Let $S$ be the set of 6x6 matrices with rational coefficients such that the characteristic polynomial is $x^6-x^2$ and the minimal polynomial is $x^5-x$. Problem: Given $A\in S$ what is the dimension of the null space of $(A^2+1)^2$.
Any two elements of $S$ have the same invariant factors so they're similar. The characteristic polynomial factors into $x^2(x-1)(x+1)(x^2+1)$ over the rationals. So $0,0,1,-1$ will be diagonal entries of $A$.
- What are the other diagonal entries?
- How does $(A^2+1)^2$ correspond to the minimal polynomial of $A$?
- How can I determine if there will be a 1 on the subdiagonal corresponding to the double root 0?
First of all, I'm not sure what you mean by "invariant factors". I haven't heard of any such thing that would be helpful in this context.

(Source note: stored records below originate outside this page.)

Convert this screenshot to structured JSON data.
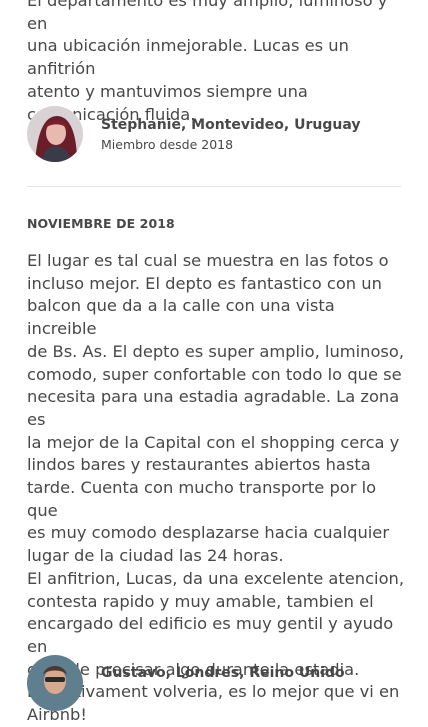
{
  "review1": {
    "text": "El departamento es muy amplio, luminoso y en\nuna ubicación inmejorable. Lucas es un anfitrión\natento y mantuvimos siempre una\ncomunicación fluida.",
    "reviewer_name": "Stephanie, Montevideo, Uruguay",
    "member_since": "Miembro desde 2018"
  },
  "review2": {
    "date": "NOVIEMBRE DE 2018",
    "text": "El lugar es tal cual se muestra en las fotos o\nincluso mejor. El depto es fantastico con un\nbalcon que da a la calle con una vista increible\nde Bs. As. El depto es super amplio, luminoso,\ncomodo, super confortable con todo lo que se\nnecesita para una estadia agradable. La zona es\nla mejor de la Capital con el shopping cerca y\nlindos bares y restaurantes abiertos hasta\ntarde. Cuenta con mucho transporte por lo que\nes muy comodo desplazarse hacia cualquier\nlugar de la ciudad las 24 horas.\nEl anfitrion, Lucas, da una excelente atencion,\ncontesta rapido y muy amable, tambien el\nencargado del edificio es muy gentil y ayudo en\ncaso de precisar algo durante la estadia.\nDefinitivament volveria,  es lo mejor que vi en\nAirbnb!"
  },
  "review3": {
    "reviewer_name": "Gustavo, Londres, Reino Unido"
  },
  "colors": {
    "text": "#484848",
    "divider": "#e4e4e4"
  }
}
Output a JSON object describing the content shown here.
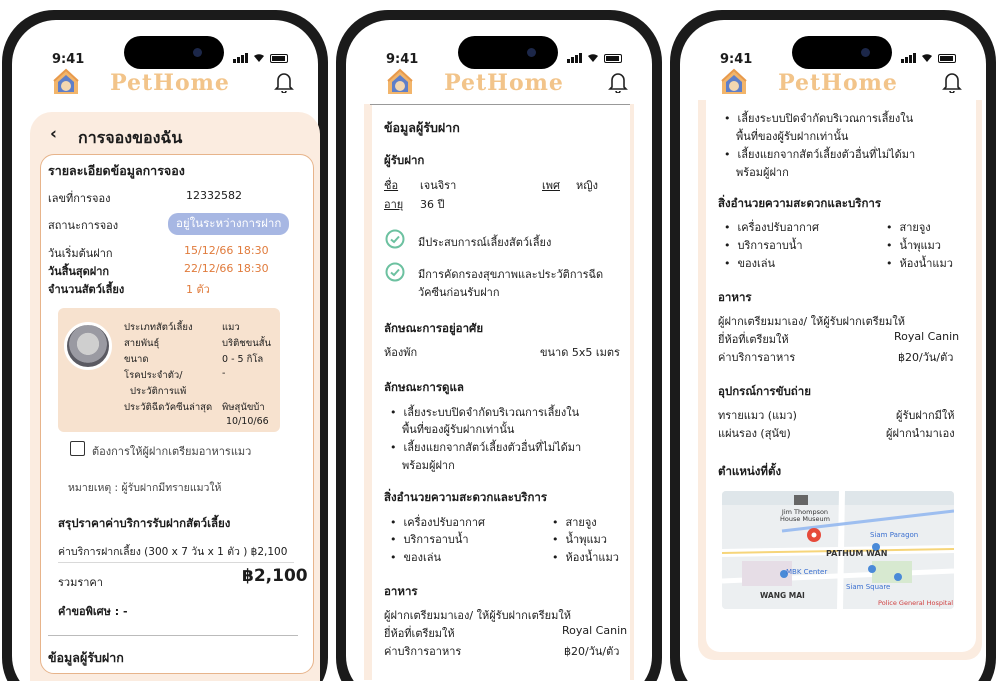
{
  "status_bar": {
    "time": "9:41"
  },
  "app": {
    "brand": "PetHome",
    "brand_color": "#f2c48a"
  },
  "screen1": {
    "back_icon": "chevron-left-icon",
    "title": "การจองของฉัน",
    "section_title": "รายละเอียดข้อมูลการจอง",
    "booking": [
      {
        "label": "เลขที่การจอง",
        "value": "12332582"
      },
      {
        "label": "สถานะการจอง",
        "value": "อยู่ในระหว่างการฝาก"
      },
      {
        "label": "วันเริ่มต้นฝาก",
        "value": "15/12/66 18:30"
      },
      {
        "label": "วันสิ้นสุดฝาก",
        "value": "22/12/66 18:30"
      },
      {
        "label": "จำนวนสัตว์เลี้ยง",
        "value": "1 ตัว"
      }
    ],
    "pet": [
      {
        "label": "ประเภทสัตว์เลี้ยง",
        "value": "แมว"
      },
      {
        "label": "สายพันธุ์",
        "value": "บริติชขนสั้น"
      },
      {
        "label": "ขนาด",
        "value": "0 - 5 กิโล"
      },
      {
        "label": "โรคประจำตัว/",
        "value": "-"
      },
      {
        "label": "ประวัติการแพ้",
        "value": ""
      },
      {
        "label": "ประวัติฉีดวัคซีนล่าสุด",
        "value": "พิษสุนัขบ้า"
      },
      {
        "label": "",
        "value": "10/10/66"
      }
    ],
    "food_checkbox_label": "ต้องการให้ผู้ฝากเตรียมอาหารแมว",
    "note": "หมายเหตุ : ผู้รับฝากมีทรายแมวให้",
    "price_title": "สรุปราคาค่าบริการรับฝากสัตว์เลี้ยง",
    "price_line": "ค่าบริการฝากเลี้ยง (300 x 7 วัน x 1 ตัว ) ฿2,100",
    "total_label": "รวมราคา",
    "total_value": "฿2,100",
    "special_request": "คำขอพิเศษ : -",
    "next_section": "ข้อมูลผู้รับฝาก"
  },
  "screen2": {
    "title": "ข้อมูลผู้รับฝาก",
    "caretaker_heading": "ผู้รับฝาก",
    "name_label": "ชื่อ",
    "name_value": "เจนจิรา",
    "gender_label": "เพศ",
    "gender_value": "หญิง",
    "age_label": "อายุ",
    "age_value": "36 ปี",
    "qualifications": [
      "มีประสบการณ์เลี้ยงสัตว์เลี้ยง",
      "มีการคัดกรองสุขภาพและประวัติการฉีด",
      "วัคซีนก่อนรับฝาก"
    ],
    "housing_heading": "ลักษณะการอยู่อาศัย",
    "housing_value": "ห้องพัก",
    "housing_size": "ขนาด  5x5  เมตร",
    "care_heading": "ลักษณะการดูแล",
    "care_items": [
      "เลี้ยงระบบปิดจำกัดบริเวณการเลี้ยงใน",
      "พื้นที่ของผู้รับฝากเท่านั้น",
      "เลี้ยงแยกจากสัตว์เลี้ยงตัวอื่นที่ไม่ได้มา",
      "พร้อมผู้ฝาก"
    ],
    "amenities_heading": "สิ่งอำนวยความสะดวกและบริการ",
    "amenities_left": [
      "เครื่องปรับอากาศ",
      "บริการอาบน้ำ",
      "ของเล่น"
    ],
    "amenities_right": [
      "สายจูง",
      "น้ำพุแมว",
      "ห้องน้ำแมว"
    ],
    "food_heading": "อาหาร",
    "food_line": "ผู้ฝากเตรียมมาเอง/ ให้ผู้รับฝากเตรียมให้",
    "brand_label": "ยี่ห้อที่เตรียมให้",
    "brand_value": "Royal Canin",
    "food_price_label": "ค่าบริการอาหาร",
    "food_price_value": "฿20/วัน/ตัว"
  },
  "screen3": {
    "care_items": [
      "เลี้ยงระบบปิดจำกัดบริเวณการเลี้ยงใน",
      "พื้นที่ของผู้รับฝากเท่านั้น",
      "เลี้ยงแยกจากสัตว์เลี้ยงตัวอื่นที่ไม่ได้มา",
      "พร้อมผู้ฝาก"
    ],
    "amenities_heading": "สิ่งอำนวยความสะดวกและบริการ",
    "amenities_left": [
      "เครื่องปรับอากาศ",
      "บริการอาบน้ำ",
      "ของเล่น"
    ],
    "amenities_right": [
      "สายจูง",
      "น้ำพุแมว",
      "ห้องน้ำแมว"
    ],
    "food_heading": "อาหาร",
    "food_line": "ผู้ฝากเตรียมมาเอง/ ให้ผู้รับฝากเตรียมให้",
    "brand_label": "ยี่ห้อที่เตรียมให้",
    "brand_value": "Royal Canin",
    "food_price_label": "ค่าบริการอาหาร",
    "food_price_value": "฿20/วัน/ตัว",
    "excretion_heading": "อุปกรณ์การขับถ่าย",
    "litter_label": "ทรายแมว (แมว)",
    "litter_value": "ผู้รับฝากมีให้",
    "pad_label": "แผ่นรอง (สุนัข)",
    "pad_value": "ผู้ฝากนำมาเอง",
    "location_heading": "ตำแหน่งที่ตั้ง",
    "map_labels": {
      "museum": "Jim Thompson House Museum",
      "paragon": "Siam Paragon",
      "pathum_wan": "PATHUM WAN",
      "mbk": "MBK Center",
      "siam_square": "Siam Square",
      "wang_mai": "WANG MAI",
      "hospital": "Police General Hospital"
    }
  },
  "colors": {
    "accent": "#e07b3c",
    "status_badge": "#a7b7e3",
    "panel": "#fbece0",
    "check": "#6cc1a0"
  }
}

You can consider matrices in $S$ as matrices in the algebraic completion of $\Bbb Q$, so that the polynomial completely factors. So, we can write $$ x^6 - x^2 = x^2(x-1)(x+1)(x-i)(x+i) $$ where $i = \sqrt{-1}$.

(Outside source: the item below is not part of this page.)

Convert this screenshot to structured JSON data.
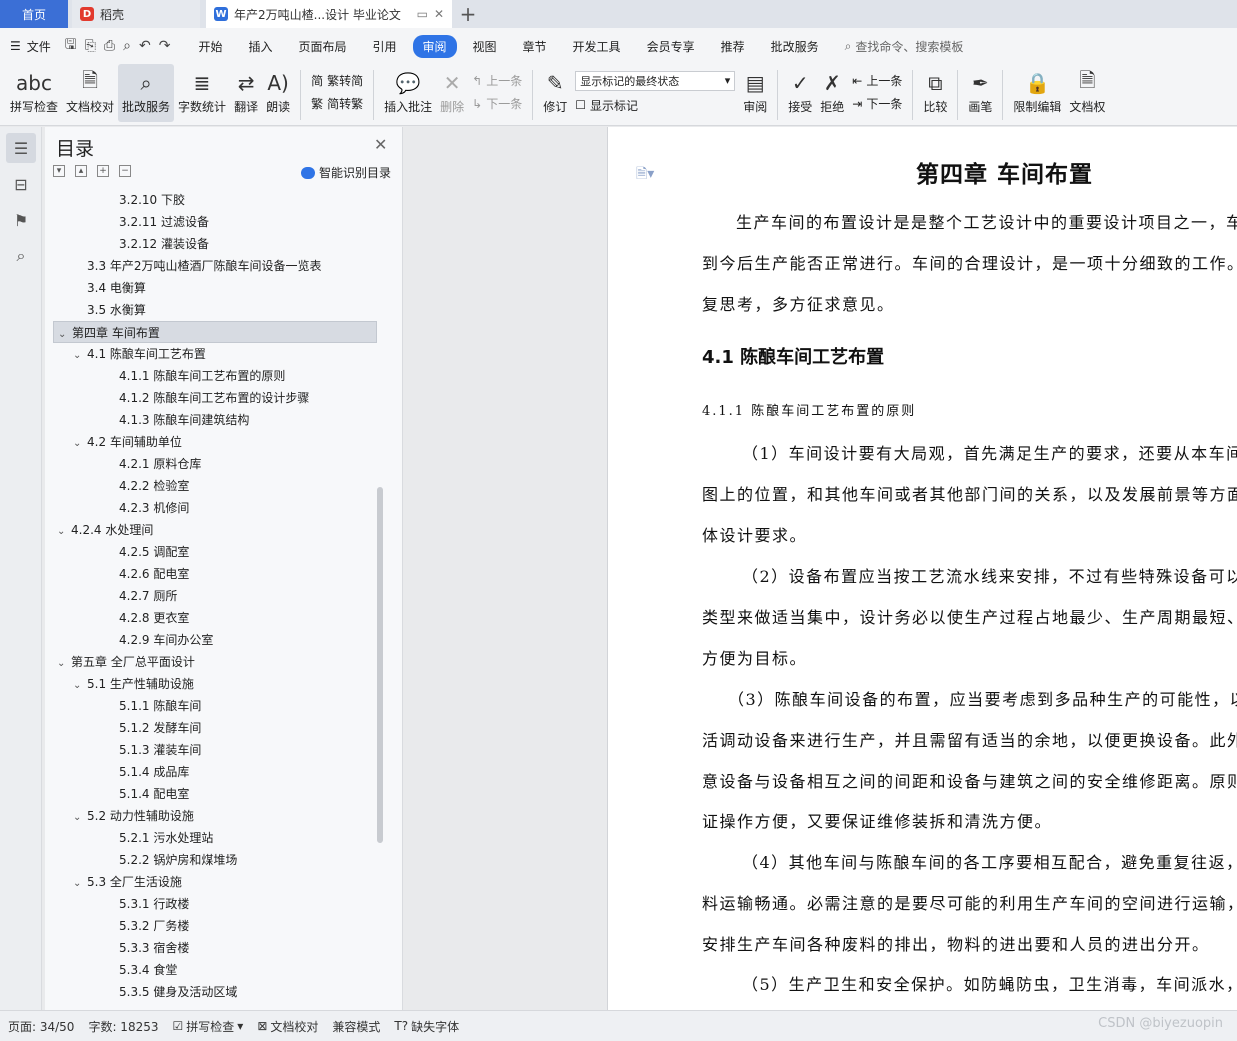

Now, it is important to note that $A$ is diagonalizable. So, $A^2 + I$ is also be diagonalizable, as is $(A^2 + I)^2$. It follows that the dimension of the nullspace of $(A^2 + I)^2$ will simply be the algebraic multiplicity of the eigenvalue $0$.
Remember that for any polynomial $p(t)$: if $\lambda$ is an eigenvalue of $A$, then $p(\lambda)$ is an eigenvalue of $p(A)$.